Solution strategy

arc42 §4 — the toolchain’s shape is the consequence of eight architectural decisions. Each is captured as an ADR that :refines: the requirement or feature it answers.

Architecture Decision: Parser separated from codegen (strict layering) ADR_0070

status: open refines: FEAT_0050

Context. A monolithic “ESI to ethercrab driver” crate would conflate three concerns — XML parsing, IR shape and naming policy, and ethercrab-specific code emission. Downstream tools that need only one of these (a TwinCAT importer, a network configurator, the EEPROM verifier) would be forced to compile ethercrab and quote! machinery. Decision. Three crates: ethercat-esi (parser, no_std), ethercat-esi-codegen (IR + backend trait, no ethercrab), ethercat-esi-codegen-ethercrab (concrete backend). The parser owns no_std purity; the codegen owns naming and collision policy; the backend owns ethercrab opinion. Consequences. ✅ Each layer has one job and one reason-to-change. ✅ Future backends (soem, minimal, no_std-only) are net-additive — no parser or codegen churn. ❌ Three crates instead of one — more Cargo.toml surface for the eventual maintainer. Mitigated by the workspace being single-repo.

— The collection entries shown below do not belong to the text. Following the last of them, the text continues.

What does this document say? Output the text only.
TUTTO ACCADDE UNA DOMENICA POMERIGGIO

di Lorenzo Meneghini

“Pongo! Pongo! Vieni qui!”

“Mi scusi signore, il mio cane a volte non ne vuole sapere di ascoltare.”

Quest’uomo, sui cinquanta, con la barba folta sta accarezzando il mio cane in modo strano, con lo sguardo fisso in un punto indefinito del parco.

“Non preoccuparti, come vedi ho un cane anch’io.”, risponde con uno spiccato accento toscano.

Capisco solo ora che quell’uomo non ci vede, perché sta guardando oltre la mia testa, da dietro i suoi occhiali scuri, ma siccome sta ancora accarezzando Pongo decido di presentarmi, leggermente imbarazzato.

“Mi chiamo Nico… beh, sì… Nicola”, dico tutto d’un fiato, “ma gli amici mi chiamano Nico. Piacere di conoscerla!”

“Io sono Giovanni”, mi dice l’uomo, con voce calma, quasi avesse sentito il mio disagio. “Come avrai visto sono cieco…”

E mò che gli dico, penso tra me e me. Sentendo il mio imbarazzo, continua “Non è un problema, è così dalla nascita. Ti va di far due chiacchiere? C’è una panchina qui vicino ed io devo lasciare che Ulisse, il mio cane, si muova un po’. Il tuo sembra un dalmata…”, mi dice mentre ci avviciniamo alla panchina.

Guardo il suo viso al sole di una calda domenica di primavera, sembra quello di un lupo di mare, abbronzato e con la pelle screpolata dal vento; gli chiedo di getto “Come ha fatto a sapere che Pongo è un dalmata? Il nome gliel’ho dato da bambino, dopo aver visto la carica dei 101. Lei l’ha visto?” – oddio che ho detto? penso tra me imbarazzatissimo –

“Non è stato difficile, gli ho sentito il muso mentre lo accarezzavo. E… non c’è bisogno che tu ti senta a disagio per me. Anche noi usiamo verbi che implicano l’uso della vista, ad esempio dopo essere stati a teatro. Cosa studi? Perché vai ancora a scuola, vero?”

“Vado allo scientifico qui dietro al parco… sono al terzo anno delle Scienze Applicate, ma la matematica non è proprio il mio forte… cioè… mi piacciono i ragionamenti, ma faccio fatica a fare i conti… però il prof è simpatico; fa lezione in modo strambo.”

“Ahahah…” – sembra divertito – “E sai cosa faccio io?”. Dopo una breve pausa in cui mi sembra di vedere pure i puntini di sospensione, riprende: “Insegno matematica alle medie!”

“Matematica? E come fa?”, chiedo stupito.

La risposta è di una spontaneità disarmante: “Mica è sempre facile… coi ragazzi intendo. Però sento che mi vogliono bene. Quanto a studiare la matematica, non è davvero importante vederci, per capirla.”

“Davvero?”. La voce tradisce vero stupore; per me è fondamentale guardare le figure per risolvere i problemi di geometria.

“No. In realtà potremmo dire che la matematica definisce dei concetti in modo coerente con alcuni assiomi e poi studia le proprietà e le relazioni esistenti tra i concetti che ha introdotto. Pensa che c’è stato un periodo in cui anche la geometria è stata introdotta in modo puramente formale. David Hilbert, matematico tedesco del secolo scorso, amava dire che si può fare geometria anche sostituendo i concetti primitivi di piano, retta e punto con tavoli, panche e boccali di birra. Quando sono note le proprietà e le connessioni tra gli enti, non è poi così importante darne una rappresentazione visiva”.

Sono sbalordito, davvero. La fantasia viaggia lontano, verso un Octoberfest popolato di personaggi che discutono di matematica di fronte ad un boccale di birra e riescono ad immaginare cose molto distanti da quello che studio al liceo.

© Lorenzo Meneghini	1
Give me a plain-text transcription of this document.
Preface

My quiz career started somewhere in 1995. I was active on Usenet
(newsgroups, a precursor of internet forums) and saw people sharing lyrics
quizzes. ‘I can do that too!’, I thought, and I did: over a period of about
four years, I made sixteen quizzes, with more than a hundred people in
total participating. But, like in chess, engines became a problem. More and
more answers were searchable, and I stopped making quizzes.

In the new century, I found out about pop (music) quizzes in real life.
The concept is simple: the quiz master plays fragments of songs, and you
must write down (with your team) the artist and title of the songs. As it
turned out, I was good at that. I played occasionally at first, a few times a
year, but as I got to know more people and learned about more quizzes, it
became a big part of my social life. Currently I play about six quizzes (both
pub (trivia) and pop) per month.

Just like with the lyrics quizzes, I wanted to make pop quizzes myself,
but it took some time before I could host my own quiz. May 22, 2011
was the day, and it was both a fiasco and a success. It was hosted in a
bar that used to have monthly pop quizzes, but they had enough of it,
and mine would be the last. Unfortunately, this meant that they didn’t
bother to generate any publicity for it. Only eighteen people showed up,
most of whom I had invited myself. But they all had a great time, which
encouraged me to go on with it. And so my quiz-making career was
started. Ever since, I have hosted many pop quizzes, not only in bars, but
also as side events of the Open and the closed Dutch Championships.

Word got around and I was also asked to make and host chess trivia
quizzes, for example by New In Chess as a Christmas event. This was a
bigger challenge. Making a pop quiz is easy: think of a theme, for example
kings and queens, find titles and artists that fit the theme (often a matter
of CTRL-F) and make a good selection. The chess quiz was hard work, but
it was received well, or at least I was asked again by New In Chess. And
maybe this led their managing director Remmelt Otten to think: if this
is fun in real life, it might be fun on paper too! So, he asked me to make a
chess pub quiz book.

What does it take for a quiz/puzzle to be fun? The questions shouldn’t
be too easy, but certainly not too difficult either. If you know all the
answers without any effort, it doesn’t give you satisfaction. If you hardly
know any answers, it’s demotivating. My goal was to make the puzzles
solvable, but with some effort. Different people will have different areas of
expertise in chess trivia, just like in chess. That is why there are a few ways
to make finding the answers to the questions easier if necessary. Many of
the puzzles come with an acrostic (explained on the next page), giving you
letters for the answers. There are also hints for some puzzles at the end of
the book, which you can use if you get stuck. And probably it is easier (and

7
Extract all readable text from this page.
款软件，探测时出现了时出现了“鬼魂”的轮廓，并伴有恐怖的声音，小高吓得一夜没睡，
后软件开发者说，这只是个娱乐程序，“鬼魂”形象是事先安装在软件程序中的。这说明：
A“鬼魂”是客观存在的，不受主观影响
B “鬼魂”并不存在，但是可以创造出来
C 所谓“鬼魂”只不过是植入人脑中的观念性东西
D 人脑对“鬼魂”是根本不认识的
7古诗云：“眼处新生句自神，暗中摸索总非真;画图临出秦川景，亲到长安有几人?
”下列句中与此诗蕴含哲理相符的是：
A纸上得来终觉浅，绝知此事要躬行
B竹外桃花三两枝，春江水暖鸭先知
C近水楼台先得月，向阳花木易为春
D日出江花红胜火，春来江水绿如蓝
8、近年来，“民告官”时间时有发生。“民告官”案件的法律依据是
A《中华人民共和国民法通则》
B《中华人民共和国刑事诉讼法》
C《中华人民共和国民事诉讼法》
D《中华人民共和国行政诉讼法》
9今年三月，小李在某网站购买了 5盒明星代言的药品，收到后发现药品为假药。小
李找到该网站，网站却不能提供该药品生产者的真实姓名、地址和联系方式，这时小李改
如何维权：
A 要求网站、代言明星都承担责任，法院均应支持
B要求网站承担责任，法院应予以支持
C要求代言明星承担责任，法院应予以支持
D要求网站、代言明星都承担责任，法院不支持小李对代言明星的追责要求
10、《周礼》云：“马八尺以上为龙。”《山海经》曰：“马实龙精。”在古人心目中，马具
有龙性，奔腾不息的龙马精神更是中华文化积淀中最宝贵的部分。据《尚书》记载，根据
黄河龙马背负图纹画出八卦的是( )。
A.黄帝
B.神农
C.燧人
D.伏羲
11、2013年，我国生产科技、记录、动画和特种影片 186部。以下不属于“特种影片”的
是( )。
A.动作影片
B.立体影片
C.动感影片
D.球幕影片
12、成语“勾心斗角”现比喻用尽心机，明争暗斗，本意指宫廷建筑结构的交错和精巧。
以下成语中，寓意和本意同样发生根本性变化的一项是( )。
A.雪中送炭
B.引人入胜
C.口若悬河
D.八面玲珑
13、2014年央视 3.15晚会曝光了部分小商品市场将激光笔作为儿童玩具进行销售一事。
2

Architecture Decision: Two-trait runtime split (EsiDevice + EsiConfigurable) ADR_0071

status: open refines: FEAT_0054

Context. The hot path (cyclic decode_inputs / encode_outputs) is synchronous and called from the cycle-loop. The bring-up path (configure) is async, issues SDO writes through the ethercrab API, and only runs during preop. Mixing them under one trait would force either: (a) an async fn on the hot-path methods (forbidden, wrong semantics), or (b) a sync configure that can’t talk to ethercrab’s async SDO writes. Decision. Two traits. EsiDevice is sync, mandatory, owns the hot path. EsiConfigurable: EsiDevice is async, optional (a device without configurable PDO mappings can skip it), owns the preop SDO sequence. Consequences. ✅ Hot path stays sync and zero-cost. ✅ Devices that don’t need preop SDO writes don’t need to implement the async trait. ❌ Two trait names instead of one; the consumer-side dispatcher has to handle both shapes. Acceptable cost; the generated code shoulders most of the burden.

Architecture Decision: PDO assignment alternatives as sum types ADR_0072

status: open refines: FEAT_0053 is refined by: ADR_0104

Context. An ESI device commonly declares 2–4 PDO assignment alternatives (e.g. “Standard 16-bit”, “Compact 8-bit”). One representation in Rust is a single struct with Option<…> fields for each alternative’s PDO entries — convenient but lossy: invalid combinations (two alternatives enabled at once) are representable. Decision. Emit an enum <Device>PdoAssignment with one variant per alternative, plus one <Device>Pdo<Variant> struct per variant. The device struct’s pdo field is the enum; selecting a variant chooses both the assignment bitfields and the typed PDO struct. Consequences. ✅ “Two alternatives at once” is unrepresentable. ✅ Per-variant PDO structs have Default and Clone; switching alternatives at runtime is a self.pdo = … assignment. ❌ Slightly more generated code per device (one enum + N structs instead of one struct). Negligible at the device counts in scope (<100).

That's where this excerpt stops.